Shane works at Monty’s Bar One, and its location just off campus has always ensured a steady stream of university patrons. Over the years, he has intuitively picked up on the principle inherent in the BARLAB experiments — that expectations and setting can tremendously affect behaviour.

“From my experience . . . when people walk into a bar environment, or even a party environment, they pretend they’re in a movie. Their alter-ego comes out of them, and they’re not really who they are. They try to portray someone else’s image,” he said.

He stressed the importance of being careful about forming hasty judgments, and indicated that not everyone succumbs to the “smoke and mirrors” of the bar. Still, though, he insisted that the prime reason people alter their image at the bar is for the sake of hooking up. They are unwittingly transparent about it, too.
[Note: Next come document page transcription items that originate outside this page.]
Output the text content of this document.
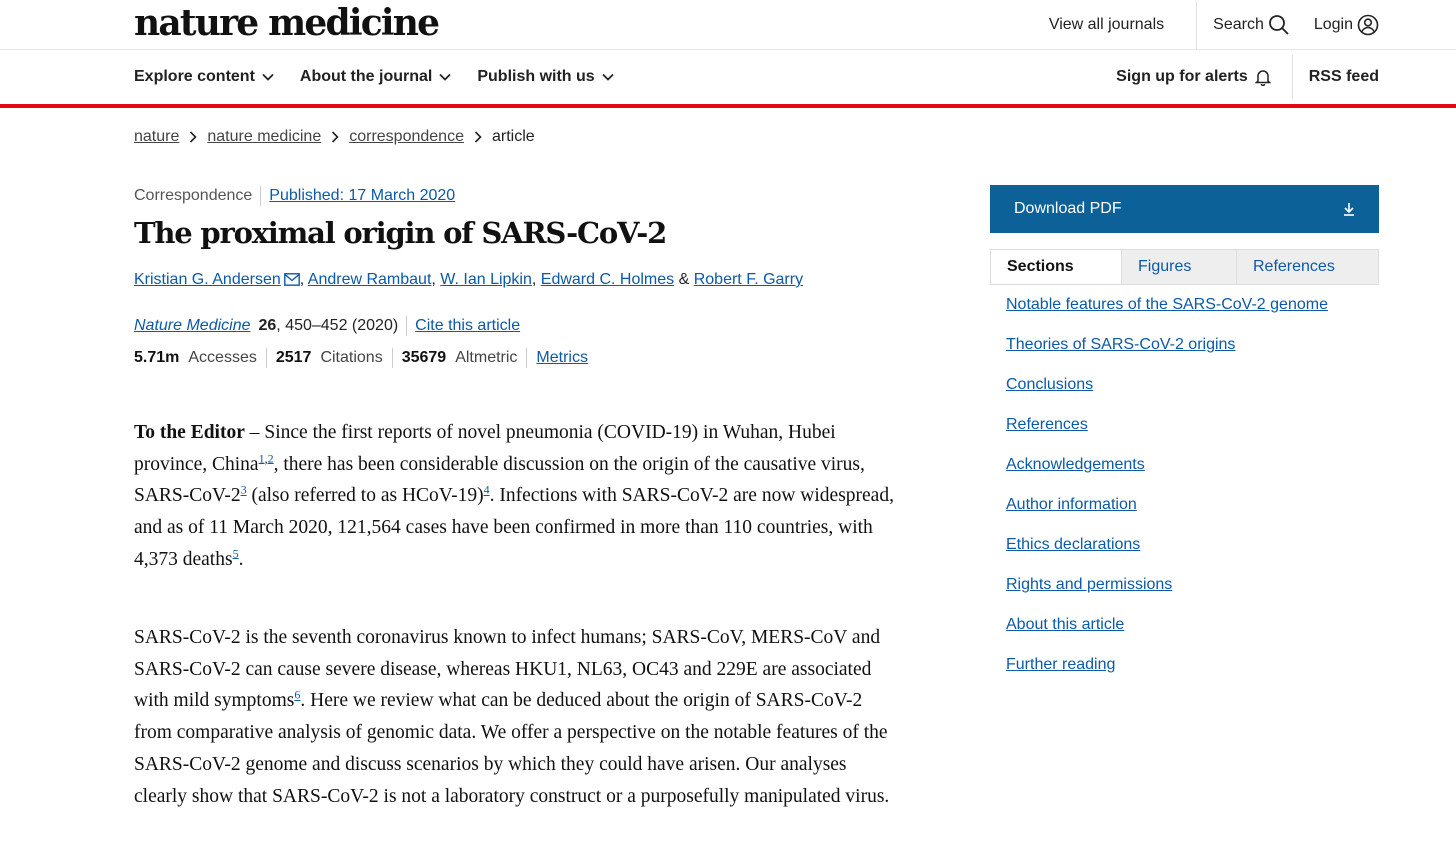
nature medicine	View all journals	Search	Login
Explore content	About the journal	Publish with us	Sign up for alerts	RSS feed
nature nature medicine correspondence article
Correspondence Published: 17 March 2020
The proximal origin of SARS-CoV-2
Kristian G. Andersen , Andrew Rambaut, W. Ian Lipkin, Edward C. Holmes & Robert F. Garry
Nature Medicine 26 , 450–452 (2020) Cite this article
5.71m Accesses 2517 Citations 35679 Altmetric Metrics

To the Editor – Since the first reports of novel pneumonia (COVID-19) in Wuhan, Hubei province, China$^{1,2}$, there has been considerable discussion on the origin of the causative virus, SARS-$CoV-2^3$ (also referred to as HCoV-19)$^4$. Infections with SARS-CoV-2 are now widespread, and as of 11 March 2020, 121,564 cases have been confirmed in more than 110 countries, with 4,373 deaths$^5$.

SARS-CoV-2 is the seventh coronavirus known to infect humans; SARS-CoV, MERS-CoV and SARS-CoV-2 can cause severe disease, whereas HKU1, NL63, OC43 and 229E are associated with mild symptoms$^6$. Here we review what can be deduced about the origin of SARS-CoV-2 from comparative analysis of genomic data. We offer a perspective on the notable features of the SARS-CoV-2 genome and discuss scenarios by which they could have arisen. Our analyses clearly show that SARS-CoV-2 is not a laboratory construct or a purposefully manipulated virus.

Download PDF
Sections	Figures	References
Notable features of the SARS-CoV-2 genome
Theories of SARS-CoV-2 origins
Conclusions
References
Acknowledgements
Author information
Ethics declarations
Rights and permissions
About this article
Further reading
“We’ll have bets behind the bar on who will take home that chick, or how many girls will say ‘fuck you’ to that one guy.”

He also noted that, generally speaking, girls these days are increasingly more “obscene, up-front, and to-the-point” than guys. He himself has been propositioned countless times, and has heard a myriad of pickup lines, from the obscene to the downright cheesy: “my place or your place?”

Sobering up

But beyond the cheesy pick-up lines and amusing observations, Shane has also seen first-hand many of the serious consequences that can accompany binge drinking. He knew Kris Howard, the U of M student who disappeared after a night of $1.25 shots and heavy drinking at Monty’s in September of 2000, only to be found dead in the Red River a few weeks later. He also witnessed the deadly June 2005 shooting of his friend, Miguel Munoz, right outside of Monty’s, something that will affect him for the rest of his life.

It is well-documented that binge drinking in college students can lead to unintentional injury, poor academic performance, violence, sexual assault, legal difficulties and so on. It is for this reason that researchers such as Marlatt continue to advocate and search for effective ways to curtail the harmful consequences of high-risk drinking in university students.

Interestingly enough, Marlatt has observed that students who go through an experience similar to that of the aforementioned fraternity and sorority students tend to re-think their beliefs about alcohol and reduce their levels of consumption over the next few months. The rude awakening makes them less likely to blame it on the booze.

“Somehow, going through it and realizing that they can be feeling under the influence even though there’s no alcohol there makes them less psychologically dependent on alcohol.

“They can drink less and still have good effects.”